This instructable covers the solar heater I made from parts available at the local hardware store (or salvage) for cheap. I have yet to do true empirical measurements on its output/efficiency, but it will raise the temp of my hot tub (~460gal) from 70 to 80 in two sunny days, and keeps it in the 90s during the summer without using the tub's heating element. This allows me to keep it warm and only use the electrical element to boost the temp when I want to jump in (saves quite a bit of $$ on electrical bills), after which this will keep the temp up in the 100s for a day or two on its own. This is the result of a few experimental panels, and the finished product turned out to be about the easiest of them all to do. A more refined version with fewer connections could be made if properly planned out.
It can be built in an afternoon, possibly just a couple hours if you have the parts ready to go. The longest wait time is for paint and sealant to dry/cure.
*Trying to find more of the pics I took while building this, taken over the course of about a year (hence the new look of the wood at the start, and OLD/weathered look at the end)
** Evidently the photo tagging thing likes to move my tags up from where I put them.... working on getting it fixed, for now just imagine them a good bit lower than where they are
Step 1: Parts and Tools
*WARNING! (see my more detailed warning at the end of the i'ble. POND PUMPS ARE NOT RATED FOR THIS USE! YOU COULD ELECTROCUTE YOURSELF USING ONE! PLEASE USE COMMON SENSE AND GET A PUMP RATED FOR POOL/SPA USE TO BE SAFE!!!!! Continue strictly at your own risk (think: submerging the end of a LIVE 110V (220v?) power cord in a tub of water and jumping in).

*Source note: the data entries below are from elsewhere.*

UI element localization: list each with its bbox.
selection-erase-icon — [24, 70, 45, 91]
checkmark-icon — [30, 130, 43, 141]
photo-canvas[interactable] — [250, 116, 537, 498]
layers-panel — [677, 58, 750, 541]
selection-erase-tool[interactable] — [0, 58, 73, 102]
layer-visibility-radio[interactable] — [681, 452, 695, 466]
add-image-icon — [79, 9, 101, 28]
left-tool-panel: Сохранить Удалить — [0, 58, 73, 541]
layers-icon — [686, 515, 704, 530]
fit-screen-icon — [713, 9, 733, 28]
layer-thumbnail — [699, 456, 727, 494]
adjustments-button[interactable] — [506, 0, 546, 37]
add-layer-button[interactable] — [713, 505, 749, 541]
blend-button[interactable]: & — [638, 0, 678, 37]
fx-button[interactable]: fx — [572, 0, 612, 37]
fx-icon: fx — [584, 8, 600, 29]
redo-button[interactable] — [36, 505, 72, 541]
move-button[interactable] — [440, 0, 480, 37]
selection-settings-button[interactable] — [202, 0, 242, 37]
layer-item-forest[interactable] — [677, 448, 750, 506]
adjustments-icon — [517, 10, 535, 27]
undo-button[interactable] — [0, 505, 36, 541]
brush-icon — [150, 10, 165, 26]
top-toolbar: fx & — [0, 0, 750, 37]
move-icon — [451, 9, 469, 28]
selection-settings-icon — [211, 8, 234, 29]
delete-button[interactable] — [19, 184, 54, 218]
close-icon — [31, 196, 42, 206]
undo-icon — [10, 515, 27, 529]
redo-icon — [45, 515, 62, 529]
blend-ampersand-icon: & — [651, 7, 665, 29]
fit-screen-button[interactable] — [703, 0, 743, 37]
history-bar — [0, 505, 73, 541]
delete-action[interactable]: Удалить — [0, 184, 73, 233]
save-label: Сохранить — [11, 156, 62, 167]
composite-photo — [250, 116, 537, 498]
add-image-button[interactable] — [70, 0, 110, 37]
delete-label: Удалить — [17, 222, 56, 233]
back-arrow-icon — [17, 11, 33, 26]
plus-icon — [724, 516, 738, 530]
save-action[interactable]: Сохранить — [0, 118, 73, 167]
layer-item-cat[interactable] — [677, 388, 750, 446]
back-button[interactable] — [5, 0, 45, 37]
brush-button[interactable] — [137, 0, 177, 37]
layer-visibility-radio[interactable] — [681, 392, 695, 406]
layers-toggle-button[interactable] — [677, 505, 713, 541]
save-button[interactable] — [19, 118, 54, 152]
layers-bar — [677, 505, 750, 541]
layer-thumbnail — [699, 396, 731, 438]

Parts: 6' galvanized roofing tin panel, 2@ 8' 2x3 or 2x4, 12 wood screws (long enough to hold the boards together, so ~2.5" or be prepared to drill countersinks for shorter ones), 1" Galvanized roofing nails or corrosion resistant screws and washers (I used hardy-backer screws left over from a tiling project, with galvanized washers) , High-Heat Flat Black Rustoleum (aka Grill or engineblock paint), 150' 1/2" black irrigation line, Pump,2 @ 8' 1x2's and some "Great Stuff" type spray foam insulation (or similar 2part expanding foam) and 2-3" thick 2'x4' (or larger and trim to fit) Foam insulation board, 6' Clear Corrugated panel (poly carb or pvc, poly carb is preferred but costs a bit more. Glass is best if you can adapt this to it, be careful!), 4x corrugated to flat insulator foam strips (2 to fit the tin, two for the clear panel), wire/string, silicone caulk.
Tools: Drill, 1" bit, smaller pilot bits, hammer, screwdriver (or bit), caulk gun, saw, snips, measuring tape.